Adapt yourself to the environment

Silver

Senior Member
Chinese,Cantonese,Sichuan dialect
Hi,


One of my friends who’s now serving her internship in a high school, and she complained to me last night that she was having a tough time dealing with her students. She is annoyed by her students’ behaviors and she also can’t understand why all those high-school girls like pop stars very deeply, or crazily.


And I told her that students are innocent, they are influenced by the culture and the surroundings. What she needs to do is to communicate with them rather than complain. I said:


You have to adapt your to the environment.


I wonder if the phrase is natural here. I want to say that she has to adapt to the students.


Thanks a lot
 
  • MattiasNYC

    Senior Member
    Swedish
    I think "environment" implies more than just the students. Either way, if you want to use "adapt" then you'd say "you have to adapt to the environment", the second "your" shouldn't be there.
     

    Silver

    Senior Member
    Chinese,Cantonese,Sichuan dialect
    Sorry, I wanted to say:

    You have to adapt yourself to the environment.

    Is that fine in my context? I think so.
     

    MattiasNYC

    Senior Member
    Swedish
    It's enough to say that "you adapt to the environment". Since you already said "you" the second reference - "yourself" - isn't really necessary.
     

    perpend

    Banned
    American English
    I don't have any problems with "you have to adapt yourself to the environment", Silver.

    In your context, I might say: You need to be/remain flexible in those situations.
     

    Glenfarclas

    Senior Member
    English (American)
    The answers above are correct, but nevertheless "adapt yourself to the environment" doesn't mean "communicate with them rather than complain."
     

    Hermione Golightly

    Senior Member
    British English
    Dear Silver,
    I can't see any need for 'yourself' in 'you need to adapt to the environment'.

    But I suggest there's a need for something after 'adapt', something like 'your approach' or 'your methods', maybe, at a more personal level, 'your attitude'.

    When we find ourselves in an unfamiliar environment, we have to adapt in whatever ways are required to fit in, if that's what we need or want to do. We may have to change ourselves in some way. I'm thinking of living in a foreign country, for example. That's what I call 'an environment'. If I went to teach in China I would have all sorts of adaptations to make, in order to make the best of my stay and give my best to my students. I would want to make a good impression as an Englishwoman/Westerner, apart from anything else.

    We adapt all the time to the changing demands of the micro-environments we find ourselves in, throughout the day, from hour to hour. When I get in the car of my favourite mini-cab driver, the genuine, kind and generous cockney Dave, who's young enough to be my son, I am in his environment for several minutes. He addresses me as 'Babe'. Do I complain? :D

    Your friend will never change her young students, however much she disapproves of them. The thing is to use whatever interests them, to help their learning. Find material about these pop singers and adapt it to suit their learning needs. Most professionals need to be non-judgemental in their approach to their work if they want to be successful.

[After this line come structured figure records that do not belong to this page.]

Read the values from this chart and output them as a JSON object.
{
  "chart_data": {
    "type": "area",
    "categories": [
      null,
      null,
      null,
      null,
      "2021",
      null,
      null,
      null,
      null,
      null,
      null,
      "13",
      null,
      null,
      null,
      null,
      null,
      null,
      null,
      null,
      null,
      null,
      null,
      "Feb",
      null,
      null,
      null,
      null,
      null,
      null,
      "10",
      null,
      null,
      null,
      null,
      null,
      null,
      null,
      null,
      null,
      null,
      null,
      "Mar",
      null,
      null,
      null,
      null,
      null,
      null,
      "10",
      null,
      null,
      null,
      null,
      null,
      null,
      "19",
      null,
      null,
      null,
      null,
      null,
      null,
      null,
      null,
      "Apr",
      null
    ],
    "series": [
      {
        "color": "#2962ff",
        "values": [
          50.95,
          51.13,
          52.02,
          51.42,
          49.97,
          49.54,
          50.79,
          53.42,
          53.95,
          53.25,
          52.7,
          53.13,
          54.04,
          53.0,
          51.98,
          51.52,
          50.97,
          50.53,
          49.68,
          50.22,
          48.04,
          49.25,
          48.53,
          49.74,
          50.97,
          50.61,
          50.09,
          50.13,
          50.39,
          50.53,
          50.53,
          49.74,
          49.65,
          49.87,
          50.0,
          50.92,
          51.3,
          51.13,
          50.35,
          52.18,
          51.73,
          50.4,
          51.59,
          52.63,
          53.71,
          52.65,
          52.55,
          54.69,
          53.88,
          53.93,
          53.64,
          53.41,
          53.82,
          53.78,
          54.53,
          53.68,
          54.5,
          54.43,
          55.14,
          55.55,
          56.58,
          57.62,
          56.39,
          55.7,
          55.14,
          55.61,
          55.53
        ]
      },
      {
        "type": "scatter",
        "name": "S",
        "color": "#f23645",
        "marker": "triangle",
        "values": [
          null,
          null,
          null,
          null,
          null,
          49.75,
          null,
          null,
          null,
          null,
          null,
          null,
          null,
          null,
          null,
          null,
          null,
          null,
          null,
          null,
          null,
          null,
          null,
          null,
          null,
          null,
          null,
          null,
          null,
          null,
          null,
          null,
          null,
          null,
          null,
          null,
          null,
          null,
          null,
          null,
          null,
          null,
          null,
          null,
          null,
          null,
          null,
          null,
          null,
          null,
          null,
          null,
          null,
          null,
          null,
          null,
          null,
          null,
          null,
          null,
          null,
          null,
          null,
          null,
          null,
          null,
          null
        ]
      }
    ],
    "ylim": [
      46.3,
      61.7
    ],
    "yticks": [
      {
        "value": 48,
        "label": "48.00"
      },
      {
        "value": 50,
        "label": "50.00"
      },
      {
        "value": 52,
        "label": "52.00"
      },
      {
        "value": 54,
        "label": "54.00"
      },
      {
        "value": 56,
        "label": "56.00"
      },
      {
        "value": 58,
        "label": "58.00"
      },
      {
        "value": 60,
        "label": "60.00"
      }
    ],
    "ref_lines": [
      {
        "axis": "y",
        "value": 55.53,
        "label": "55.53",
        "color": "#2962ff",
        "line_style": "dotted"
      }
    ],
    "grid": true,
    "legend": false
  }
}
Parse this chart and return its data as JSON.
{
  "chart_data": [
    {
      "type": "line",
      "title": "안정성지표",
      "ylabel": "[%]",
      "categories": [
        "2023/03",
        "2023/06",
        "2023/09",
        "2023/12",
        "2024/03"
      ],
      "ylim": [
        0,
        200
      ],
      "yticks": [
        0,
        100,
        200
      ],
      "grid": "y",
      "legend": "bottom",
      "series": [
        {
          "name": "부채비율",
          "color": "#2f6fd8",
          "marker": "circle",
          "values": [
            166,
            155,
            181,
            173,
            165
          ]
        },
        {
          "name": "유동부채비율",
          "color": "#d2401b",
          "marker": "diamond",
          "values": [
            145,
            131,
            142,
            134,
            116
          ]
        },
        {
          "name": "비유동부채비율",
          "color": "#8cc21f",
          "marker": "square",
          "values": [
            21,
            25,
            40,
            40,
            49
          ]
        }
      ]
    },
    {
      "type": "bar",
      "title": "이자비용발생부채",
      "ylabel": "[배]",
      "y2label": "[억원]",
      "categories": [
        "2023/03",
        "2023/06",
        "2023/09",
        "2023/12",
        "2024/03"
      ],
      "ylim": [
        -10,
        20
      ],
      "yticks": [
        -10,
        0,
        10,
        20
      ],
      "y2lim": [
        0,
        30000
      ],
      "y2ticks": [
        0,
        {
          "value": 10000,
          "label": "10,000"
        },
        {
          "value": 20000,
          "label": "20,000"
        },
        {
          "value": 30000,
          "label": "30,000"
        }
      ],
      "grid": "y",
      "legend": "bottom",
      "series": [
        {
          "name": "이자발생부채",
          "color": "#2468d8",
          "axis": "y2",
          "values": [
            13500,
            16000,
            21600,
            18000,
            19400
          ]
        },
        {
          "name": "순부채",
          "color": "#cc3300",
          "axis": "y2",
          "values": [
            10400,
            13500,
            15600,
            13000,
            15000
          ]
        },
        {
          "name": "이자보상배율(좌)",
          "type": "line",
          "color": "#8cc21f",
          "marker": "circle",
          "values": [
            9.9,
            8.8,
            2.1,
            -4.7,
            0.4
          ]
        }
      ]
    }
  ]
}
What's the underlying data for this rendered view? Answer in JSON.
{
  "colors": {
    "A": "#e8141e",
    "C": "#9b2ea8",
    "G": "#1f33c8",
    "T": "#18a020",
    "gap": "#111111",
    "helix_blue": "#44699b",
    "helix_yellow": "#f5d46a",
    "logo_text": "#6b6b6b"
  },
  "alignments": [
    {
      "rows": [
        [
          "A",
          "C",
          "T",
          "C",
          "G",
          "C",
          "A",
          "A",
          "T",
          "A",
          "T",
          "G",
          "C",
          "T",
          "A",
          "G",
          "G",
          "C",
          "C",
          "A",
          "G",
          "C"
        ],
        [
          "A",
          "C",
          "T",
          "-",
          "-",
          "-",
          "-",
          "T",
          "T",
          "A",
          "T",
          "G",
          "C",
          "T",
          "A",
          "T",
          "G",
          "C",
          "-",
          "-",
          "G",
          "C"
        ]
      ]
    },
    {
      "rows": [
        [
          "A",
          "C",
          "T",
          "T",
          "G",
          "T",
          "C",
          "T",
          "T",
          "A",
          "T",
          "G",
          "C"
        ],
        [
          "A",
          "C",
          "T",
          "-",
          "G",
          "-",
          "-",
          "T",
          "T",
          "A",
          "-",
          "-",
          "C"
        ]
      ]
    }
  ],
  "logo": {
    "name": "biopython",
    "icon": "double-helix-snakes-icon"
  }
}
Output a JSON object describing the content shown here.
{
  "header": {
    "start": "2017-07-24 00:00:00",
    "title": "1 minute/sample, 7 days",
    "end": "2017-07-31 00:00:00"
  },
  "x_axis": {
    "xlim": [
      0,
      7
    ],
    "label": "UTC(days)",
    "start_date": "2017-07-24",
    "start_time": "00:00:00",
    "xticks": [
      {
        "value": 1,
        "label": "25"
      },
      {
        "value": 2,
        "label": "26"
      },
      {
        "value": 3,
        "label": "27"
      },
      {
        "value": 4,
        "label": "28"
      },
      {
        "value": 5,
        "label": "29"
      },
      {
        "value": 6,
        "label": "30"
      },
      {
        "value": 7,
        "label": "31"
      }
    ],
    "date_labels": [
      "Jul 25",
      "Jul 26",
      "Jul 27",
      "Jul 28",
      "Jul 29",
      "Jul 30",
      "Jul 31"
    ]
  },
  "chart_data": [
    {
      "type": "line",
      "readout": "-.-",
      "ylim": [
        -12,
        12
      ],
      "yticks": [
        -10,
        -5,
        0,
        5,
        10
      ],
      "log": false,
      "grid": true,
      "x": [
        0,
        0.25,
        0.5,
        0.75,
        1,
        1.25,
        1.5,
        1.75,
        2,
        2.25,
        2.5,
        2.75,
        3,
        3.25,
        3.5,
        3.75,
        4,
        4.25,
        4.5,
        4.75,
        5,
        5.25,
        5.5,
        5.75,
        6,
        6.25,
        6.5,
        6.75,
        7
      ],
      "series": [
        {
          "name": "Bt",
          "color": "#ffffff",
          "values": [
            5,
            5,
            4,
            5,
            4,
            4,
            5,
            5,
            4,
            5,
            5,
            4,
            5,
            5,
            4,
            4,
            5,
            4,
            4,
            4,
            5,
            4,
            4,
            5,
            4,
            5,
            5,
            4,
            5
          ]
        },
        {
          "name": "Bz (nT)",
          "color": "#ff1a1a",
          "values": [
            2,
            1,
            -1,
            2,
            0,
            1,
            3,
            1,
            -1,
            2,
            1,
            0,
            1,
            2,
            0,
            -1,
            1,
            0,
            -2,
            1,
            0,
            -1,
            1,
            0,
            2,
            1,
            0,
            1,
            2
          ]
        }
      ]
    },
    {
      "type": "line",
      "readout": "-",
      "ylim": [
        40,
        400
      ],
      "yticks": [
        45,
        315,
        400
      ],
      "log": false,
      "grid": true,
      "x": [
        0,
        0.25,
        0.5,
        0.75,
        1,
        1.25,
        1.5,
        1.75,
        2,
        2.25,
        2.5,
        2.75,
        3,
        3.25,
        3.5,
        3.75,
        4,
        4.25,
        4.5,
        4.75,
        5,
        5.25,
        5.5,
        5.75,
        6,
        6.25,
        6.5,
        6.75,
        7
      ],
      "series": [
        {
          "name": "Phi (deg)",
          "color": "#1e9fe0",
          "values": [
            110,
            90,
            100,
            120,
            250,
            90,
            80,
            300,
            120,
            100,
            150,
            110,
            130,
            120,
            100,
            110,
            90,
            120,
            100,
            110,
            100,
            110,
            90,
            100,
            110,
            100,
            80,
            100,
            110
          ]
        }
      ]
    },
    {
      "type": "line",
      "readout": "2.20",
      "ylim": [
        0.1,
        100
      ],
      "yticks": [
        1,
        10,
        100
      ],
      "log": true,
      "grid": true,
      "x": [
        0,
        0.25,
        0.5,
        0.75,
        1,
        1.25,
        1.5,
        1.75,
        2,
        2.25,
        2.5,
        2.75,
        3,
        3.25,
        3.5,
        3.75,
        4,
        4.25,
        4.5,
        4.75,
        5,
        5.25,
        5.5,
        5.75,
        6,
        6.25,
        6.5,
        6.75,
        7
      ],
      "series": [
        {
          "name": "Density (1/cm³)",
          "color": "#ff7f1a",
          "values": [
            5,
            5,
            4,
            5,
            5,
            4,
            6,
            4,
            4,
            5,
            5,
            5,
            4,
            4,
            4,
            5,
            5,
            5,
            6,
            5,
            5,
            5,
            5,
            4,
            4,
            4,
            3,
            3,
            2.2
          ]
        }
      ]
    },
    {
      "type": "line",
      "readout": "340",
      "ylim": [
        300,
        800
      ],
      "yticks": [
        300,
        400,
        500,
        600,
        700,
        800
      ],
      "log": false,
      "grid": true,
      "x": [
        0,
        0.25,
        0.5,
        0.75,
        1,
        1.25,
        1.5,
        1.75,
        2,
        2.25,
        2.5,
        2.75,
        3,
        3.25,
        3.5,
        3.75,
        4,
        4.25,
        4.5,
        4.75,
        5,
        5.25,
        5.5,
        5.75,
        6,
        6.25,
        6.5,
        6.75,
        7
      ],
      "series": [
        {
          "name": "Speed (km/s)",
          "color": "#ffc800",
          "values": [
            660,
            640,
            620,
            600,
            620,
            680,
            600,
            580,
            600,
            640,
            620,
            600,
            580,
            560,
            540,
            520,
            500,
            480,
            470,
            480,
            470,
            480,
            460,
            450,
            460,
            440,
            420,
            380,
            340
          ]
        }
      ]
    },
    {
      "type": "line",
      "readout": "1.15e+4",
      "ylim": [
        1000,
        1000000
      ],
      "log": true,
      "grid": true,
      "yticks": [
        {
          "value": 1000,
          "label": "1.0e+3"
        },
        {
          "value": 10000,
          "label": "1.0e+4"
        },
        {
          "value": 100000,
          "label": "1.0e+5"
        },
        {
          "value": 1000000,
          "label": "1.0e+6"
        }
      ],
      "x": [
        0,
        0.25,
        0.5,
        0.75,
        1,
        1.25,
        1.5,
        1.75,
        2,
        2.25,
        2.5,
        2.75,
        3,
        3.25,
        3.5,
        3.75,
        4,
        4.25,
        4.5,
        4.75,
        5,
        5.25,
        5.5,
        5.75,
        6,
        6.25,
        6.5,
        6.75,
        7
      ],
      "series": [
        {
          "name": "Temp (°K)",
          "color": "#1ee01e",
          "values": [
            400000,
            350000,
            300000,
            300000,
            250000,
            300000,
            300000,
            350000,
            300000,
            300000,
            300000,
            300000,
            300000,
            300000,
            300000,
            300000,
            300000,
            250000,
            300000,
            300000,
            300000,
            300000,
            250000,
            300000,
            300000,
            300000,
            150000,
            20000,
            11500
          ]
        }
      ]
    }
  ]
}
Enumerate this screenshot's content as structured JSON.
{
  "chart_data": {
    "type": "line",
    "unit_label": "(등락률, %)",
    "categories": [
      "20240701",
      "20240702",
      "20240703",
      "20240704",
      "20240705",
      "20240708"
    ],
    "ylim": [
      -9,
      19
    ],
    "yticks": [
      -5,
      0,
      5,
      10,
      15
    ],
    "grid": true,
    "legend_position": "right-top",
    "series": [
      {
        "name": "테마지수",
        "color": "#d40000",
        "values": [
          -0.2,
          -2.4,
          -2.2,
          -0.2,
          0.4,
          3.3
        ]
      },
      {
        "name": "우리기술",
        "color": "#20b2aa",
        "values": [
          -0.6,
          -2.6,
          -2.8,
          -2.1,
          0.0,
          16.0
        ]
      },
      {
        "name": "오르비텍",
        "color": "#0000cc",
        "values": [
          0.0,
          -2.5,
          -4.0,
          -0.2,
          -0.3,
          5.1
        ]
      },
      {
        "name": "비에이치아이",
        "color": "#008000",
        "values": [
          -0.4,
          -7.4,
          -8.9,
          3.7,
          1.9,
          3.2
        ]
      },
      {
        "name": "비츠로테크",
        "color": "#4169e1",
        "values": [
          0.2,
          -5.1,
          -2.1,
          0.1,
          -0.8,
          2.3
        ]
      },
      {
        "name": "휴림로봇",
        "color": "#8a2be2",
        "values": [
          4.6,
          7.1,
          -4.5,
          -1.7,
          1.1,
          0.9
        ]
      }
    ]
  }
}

    Anyway, I suggest that 'environment' alone isn't exactly the right word, although this environment might be fine in this particular context.
     

    xuliang

    Senior Member
    Chinese Mandarin
    Dear Silver,
    I can't see any need for 'yourself' in 'you need to adapt to the environment'.

    But I suggest there's a need for something after 'adapt', something like 'your approach' or 'your methods', maybe, at a more personal level, 'your attitude'.

    When we find ourselves in an unfamiliar environment, we have to adapt in whatever ways are required to fit in, if that's what we need or want to do. We may have to change ourselves in some way. I'm thinking of living in a foreign country, for example. That's what I call 'an environment'. If I went to teach in China I would have all sorts of adaptations to make, in order to make the best of my stay and give my best to my students. I would want to make a good impression as an Englishwoman/Westerner, apart from anything else.

    We adapt all the time to the changing demands of the micro-environments we find ourselves in, throughout the day, from hour to hour. When I get in the car of my favourite mini-cab driver, the genuine, kind and generous cockney Dave, who's young enough to be my son, I am in his environment for several minutes. He addresses me as 'Babe'. Do I complain? :D

    Your friend will never change her young students, however much she disapproves of them. The thing is to use whatever interests them, to help their learning. Find material about these pop singers and adapt it to suit their learning needs. Most professionals need to be non-judgemental in their approach to their work if they want to be successful.

    Anyway, I suggest that 'environment' alone isn't exactly the right word, although this environment might be fine in this particular context.
    HI, Hermione Golightly, so do you have another substitute for "this environment" in the context of OP (by silverobama)?"